I cannot help but be shocked everyday that goes by as the Arabs remain silent about the massacres going on in Gaza. Even understanding the dynamics and the politics that exist in the Middle East, the ability of human beings to stay silent on the killing of other human beings, even when these human beings are their brothers, is shocking to me. The Arab states have become lulled to sleep by American wealth, and the results are disastrous for the Palestinians.

Last semester for a class on Peace & Conflict Studies I wrote a research paper on Arab pop music and how it had interacted (i.e. reacted or been influenced by) with the Arab political situation. My research spanned from the 1950’s onward, and the last few pages had to do with how contemporary Arab pop has become completely alienated from the audience it addresses. It is hard for me to imagine what the average Palestinian or even Egyptian family, sitting on a rotten couch in an overcrowded refugee camp or anonymous slum thinks when they watch TV and see Haifa Wehbe singing about a naughty child she is babysitting (a child who wears Burberry outfits in her video “Wawa”) or Maria switching off between Geisha costumes and a Louis Vuitton-themed car in “Stop Ta3ala Bas”. This is probably the most disturbing aspect of Arab culture today- the complete chasm between the high culture of the Gulf and the elites of other countries and the low culture (read: the reality) of everyone else, from the Palestinians on up. (I should note, though, that even Arab pop music can claim a higher moral position than the governments of the Gulf, stemming from the recent 25-minute music video “al Dameer al 3arabi”, which probably tops by far anything the Gulf has ever done [or even thought of doing] in the way of Arab “consciousness”…)

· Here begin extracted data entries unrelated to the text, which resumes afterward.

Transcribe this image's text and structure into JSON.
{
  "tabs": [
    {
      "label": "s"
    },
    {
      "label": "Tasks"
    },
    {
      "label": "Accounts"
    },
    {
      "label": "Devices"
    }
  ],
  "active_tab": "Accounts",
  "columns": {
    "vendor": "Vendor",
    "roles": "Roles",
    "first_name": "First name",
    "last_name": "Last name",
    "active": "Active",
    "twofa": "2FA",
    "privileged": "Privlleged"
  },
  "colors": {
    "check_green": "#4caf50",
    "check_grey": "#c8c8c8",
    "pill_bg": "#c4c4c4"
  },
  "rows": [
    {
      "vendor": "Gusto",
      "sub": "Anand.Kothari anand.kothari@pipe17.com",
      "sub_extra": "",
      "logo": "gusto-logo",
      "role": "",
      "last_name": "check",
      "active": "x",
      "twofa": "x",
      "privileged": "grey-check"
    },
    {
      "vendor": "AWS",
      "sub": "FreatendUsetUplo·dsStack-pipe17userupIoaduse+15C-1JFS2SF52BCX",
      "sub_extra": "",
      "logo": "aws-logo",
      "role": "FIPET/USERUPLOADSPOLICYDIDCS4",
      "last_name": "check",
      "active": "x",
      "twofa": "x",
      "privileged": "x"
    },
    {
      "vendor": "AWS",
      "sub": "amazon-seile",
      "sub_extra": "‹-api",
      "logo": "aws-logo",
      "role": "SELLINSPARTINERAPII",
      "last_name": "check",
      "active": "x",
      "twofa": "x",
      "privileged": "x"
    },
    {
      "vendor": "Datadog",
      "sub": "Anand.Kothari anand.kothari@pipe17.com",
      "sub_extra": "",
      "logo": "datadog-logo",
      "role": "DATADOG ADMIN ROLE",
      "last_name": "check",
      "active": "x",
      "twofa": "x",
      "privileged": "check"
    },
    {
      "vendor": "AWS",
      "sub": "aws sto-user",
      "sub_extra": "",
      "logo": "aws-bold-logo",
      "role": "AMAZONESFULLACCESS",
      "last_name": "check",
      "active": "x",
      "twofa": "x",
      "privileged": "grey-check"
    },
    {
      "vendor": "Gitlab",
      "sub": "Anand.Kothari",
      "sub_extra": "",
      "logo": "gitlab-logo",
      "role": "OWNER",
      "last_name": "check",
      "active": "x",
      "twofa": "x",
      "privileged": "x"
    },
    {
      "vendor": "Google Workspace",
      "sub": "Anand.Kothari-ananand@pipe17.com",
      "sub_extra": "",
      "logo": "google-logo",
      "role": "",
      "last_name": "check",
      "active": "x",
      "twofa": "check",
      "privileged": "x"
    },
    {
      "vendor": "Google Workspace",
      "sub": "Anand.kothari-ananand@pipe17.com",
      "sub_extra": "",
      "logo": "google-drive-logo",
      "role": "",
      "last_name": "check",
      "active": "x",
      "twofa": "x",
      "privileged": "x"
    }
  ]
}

For many Arab intellectuals today, it seems that the inertia and resulting hopelessness that was sown in the wake of the Setback of 1967 has never faded, and understandably so- their governments have been lulled to sleep by Western cash, and the people are too busy trying to scrape out a living (or, after work, too busy watching Haifa) to care about their brothers and sisters in Palestine. It is telling that the biggest demonstration in the wake of the recent massacres occurred in Nouakchott, Mauritania, a city I doubt many Arabs have even heard of before, much less could locate on a map.

It is on these days that I am tremendously proud to be an Iranian citizen. The Iranian government has emerged as one of the few major voices in the world to actively challenge Israeli and US actions, despite the little benefit Iran gets from these denunciations. The saddest part for Iran is just this, though, how little recognition it gets for what it does. Predictably, Israel and the US condemn Iran for its condemnations, but it is the reaction of the Arab Street that is most upsetting. The Arabs should be encouraged that finally there is a country that will support the Arab people and will back up words with actions, with little expectation in return. However, historic anti-Persian and anti-Shia prejudices, constantly reinforced by elites (above all, the rabid Wahhabi clerics of KSA) continue to muddle Arab admiration for Iran with suspicion, the heartbreaking result of this historic opportunity to work together.

When I look at Iran’s actions in the region, I see two aspects- first, an attempt to create a buffer against Israel and the US, and second, a genuine desire to reach out to the Arabs being oppressed across the region. Both of these seem to be in the interest of the Arabs (though the government’s insistence of the second has made it face a lot of criticism at home). I think despairingly of the suspicion even of Arab intellectuals (especially As’ad Abu Khalil, whose opinion I otherwise respect) towards Iran based on anti-Shia prejudice, or a fear of Shia domination. However, for demographic reasons (besides in Lebanon & Bahrain), this is ludicrous, and it is impossible for Iran to combat this fear logically when it is so clearly illogical. Iran’s actions in Iraq have helped stabilize that country and its actions in Lebanon and Palestine are helping the people there survive, and as long as the Arabs refuse to accept this, there is depressingly little the Iranians can do to convince them of their good intentions.